句句不离他俩的关系,薛青青也是搞不懂了,他们男人之间真的这么酷爱于在伦理关系上压对方一等吗?喜欢听人喊自己爸爸,退而求其次,喊叔也能这么爽。
周秦榆对于身边突然粘过来这么一个大活男人也是很淡定,一看就是早就锻炼出来了,还能悠悠然抿口茶,保持微笑:
“您也早啊,您不是每天不睡到十二点是不会起的吗?”
梅若瑶说话就说话,偏偏要动手动脚,也是看准了这是在周秦榆师父家,他是怎么都不敢反抗自己的,无法无天到伸出罪恶的手揽住周秦榆的肩,真是生怕别人不知道他是个gay。
“这不是知道你孝顺吗?肯定来得早。你师叔我又独宠你,有你的地方,就有我啊……”
薛青青似乎略感不适,非常想找个地方单独静静,可惜这人生地不熟地也逃不掉,只能眼睁睁地看着这两个人高级斗嘴。

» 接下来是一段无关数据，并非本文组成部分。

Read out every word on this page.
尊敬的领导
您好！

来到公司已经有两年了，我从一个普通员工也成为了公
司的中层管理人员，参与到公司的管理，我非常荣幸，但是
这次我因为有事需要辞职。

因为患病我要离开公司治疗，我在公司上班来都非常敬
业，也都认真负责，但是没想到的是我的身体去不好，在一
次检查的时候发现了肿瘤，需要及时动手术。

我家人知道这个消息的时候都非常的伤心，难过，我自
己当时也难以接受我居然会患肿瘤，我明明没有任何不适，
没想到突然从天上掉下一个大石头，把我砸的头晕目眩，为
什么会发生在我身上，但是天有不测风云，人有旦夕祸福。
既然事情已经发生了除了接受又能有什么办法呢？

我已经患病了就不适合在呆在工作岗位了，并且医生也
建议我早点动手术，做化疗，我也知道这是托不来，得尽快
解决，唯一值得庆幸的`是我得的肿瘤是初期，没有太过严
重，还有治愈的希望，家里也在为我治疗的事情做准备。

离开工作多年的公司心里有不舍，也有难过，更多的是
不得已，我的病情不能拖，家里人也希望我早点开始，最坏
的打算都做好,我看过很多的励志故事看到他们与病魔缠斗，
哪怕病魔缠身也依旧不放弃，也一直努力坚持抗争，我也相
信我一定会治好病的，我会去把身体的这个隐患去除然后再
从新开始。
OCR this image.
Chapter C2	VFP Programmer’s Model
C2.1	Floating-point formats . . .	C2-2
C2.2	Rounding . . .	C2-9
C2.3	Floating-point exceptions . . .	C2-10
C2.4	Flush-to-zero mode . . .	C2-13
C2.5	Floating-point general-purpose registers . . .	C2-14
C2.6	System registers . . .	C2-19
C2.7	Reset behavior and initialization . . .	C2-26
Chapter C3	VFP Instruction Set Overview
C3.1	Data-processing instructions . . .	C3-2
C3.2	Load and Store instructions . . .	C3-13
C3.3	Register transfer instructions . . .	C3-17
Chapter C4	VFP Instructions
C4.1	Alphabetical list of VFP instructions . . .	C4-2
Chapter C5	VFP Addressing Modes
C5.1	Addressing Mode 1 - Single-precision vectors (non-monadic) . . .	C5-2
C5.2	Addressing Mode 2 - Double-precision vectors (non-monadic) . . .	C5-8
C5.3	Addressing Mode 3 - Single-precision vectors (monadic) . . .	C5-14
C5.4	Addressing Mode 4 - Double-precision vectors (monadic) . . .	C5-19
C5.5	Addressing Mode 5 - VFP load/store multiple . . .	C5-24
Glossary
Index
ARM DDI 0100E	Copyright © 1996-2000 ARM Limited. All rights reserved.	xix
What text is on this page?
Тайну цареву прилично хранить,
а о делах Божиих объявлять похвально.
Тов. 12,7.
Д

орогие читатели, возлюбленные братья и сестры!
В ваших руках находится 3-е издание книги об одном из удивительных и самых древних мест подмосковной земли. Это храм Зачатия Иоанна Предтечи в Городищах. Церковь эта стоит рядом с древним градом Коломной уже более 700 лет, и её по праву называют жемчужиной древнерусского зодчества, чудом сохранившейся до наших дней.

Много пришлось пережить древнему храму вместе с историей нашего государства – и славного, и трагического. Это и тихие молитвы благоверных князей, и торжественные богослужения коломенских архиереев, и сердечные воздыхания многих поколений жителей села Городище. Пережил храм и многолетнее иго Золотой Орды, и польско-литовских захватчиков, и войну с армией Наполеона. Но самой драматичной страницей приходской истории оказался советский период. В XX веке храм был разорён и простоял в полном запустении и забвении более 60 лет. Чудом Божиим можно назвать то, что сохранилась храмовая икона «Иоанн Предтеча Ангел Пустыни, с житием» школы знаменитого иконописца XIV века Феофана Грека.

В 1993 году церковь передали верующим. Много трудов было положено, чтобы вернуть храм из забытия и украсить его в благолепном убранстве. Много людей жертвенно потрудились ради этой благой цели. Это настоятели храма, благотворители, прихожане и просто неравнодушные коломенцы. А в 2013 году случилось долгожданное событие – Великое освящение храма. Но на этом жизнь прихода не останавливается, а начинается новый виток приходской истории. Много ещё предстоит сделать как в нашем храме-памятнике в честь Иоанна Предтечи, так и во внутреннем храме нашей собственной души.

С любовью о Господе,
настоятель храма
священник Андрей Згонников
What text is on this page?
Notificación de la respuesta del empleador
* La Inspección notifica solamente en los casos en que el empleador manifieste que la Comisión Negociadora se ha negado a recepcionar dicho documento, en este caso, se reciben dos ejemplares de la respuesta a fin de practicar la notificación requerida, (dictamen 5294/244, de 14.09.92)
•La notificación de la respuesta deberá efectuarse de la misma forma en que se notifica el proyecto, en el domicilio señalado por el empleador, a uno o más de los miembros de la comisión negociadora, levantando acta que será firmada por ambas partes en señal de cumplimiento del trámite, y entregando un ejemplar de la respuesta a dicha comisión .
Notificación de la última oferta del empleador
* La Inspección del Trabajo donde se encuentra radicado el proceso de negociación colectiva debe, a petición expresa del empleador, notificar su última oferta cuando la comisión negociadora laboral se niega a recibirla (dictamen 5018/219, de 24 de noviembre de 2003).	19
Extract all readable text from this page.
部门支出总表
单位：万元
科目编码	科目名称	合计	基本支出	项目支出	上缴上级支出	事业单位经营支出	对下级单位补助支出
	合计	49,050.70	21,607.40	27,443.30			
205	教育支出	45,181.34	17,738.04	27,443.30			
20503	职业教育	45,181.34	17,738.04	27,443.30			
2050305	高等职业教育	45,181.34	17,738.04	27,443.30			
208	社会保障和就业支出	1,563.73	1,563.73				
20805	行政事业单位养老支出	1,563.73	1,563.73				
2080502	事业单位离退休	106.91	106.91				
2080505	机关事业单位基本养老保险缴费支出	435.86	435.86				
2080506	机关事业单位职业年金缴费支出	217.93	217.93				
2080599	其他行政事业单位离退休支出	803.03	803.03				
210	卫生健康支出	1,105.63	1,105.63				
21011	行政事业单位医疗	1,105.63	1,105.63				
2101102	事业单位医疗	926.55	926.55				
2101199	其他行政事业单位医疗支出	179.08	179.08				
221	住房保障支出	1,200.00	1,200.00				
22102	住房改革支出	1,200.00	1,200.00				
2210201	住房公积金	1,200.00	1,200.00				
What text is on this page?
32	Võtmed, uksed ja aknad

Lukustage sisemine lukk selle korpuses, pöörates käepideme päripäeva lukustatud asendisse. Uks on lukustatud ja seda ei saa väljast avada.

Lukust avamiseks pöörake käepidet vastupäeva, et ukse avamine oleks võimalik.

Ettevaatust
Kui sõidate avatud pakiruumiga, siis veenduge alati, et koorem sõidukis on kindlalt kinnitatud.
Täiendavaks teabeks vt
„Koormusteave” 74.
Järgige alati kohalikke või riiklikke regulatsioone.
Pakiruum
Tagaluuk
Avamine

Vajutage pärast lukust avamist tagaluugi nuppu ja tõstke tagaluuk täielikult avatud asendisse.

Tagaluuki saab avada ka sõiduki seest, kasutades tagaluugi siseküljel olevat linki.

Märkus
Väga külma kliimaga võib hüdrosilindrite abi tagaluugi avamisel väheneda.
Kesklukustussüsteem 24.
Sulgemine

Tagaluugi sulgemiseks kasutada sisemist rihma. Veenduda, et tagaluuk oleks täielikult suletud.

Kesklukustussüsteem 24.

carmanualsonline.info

梅若瑶,等她有朝一日见到你的官配宋元鸣,一定要把你在外头对师侄下手的行为告个密。
其他师弟们也陆陆续续地来,不过梅若瑶从来都是丝毫不顾及在别人面前的形象,反正他都这么大辈分了,从心所欲,谁管得着他?
除了最近那帮裴霆的疯狂粉丝除外。
不久就开了席,一桌子菜,师娘的手艺是真不错,还有师父打下手,大家伙全都吃得不亦乐乎。吃完以后就是聊天,薛青青一会儿被那个嫂子拉过去说两句,一会儿被这个嫂子拉过去问两句,一会儿又被师娘拉过去问两句,她真是从来没发现自己有这么抢手过,也没发现自己还能这么兵来将挡水来土掩,把问题全都滴水不漏地应付了,一直挨到回去。
这回她可真得自己回去了,跟周秦榆磨了半天,总算同意让她自己回去,只是折中的方案是非得要亲眼看着她坐上车才肯走。
这倒也没什么,可怕的是那帮借他车的师弟和梅若瑶等人全都跟了过来,矗立在小区门口,一帮身高体壮的大老爷们儿一字排开那可不就跟要打架似的?薛青青简直不敢回头看,心理作用之下又觉得今天叫的车来得格外的慢,好在总算来了,司机远远看到这阵仗硬是不敢停,划出了好远看到后视镜里薛青青在招手,才无奈停下,却也不敢倒车回来。
她也只能多走两步,刚迈开腿,像是意识到了什么,赶紧回头嘱咐:
“千万别再送我了,再见!”
周秦榆只好硬生生放下了自己抬起的腿,也挡着身后一道道的小眼神:“那你多小心,到家了跟我说一声。”
“好的。”
说完就马上小跑了几步,免得司机久等。一上了车司机就赶紧踩油门,开出好远,后视镜里还能看得到那一帮大老爷们站成一排惊悚地招手。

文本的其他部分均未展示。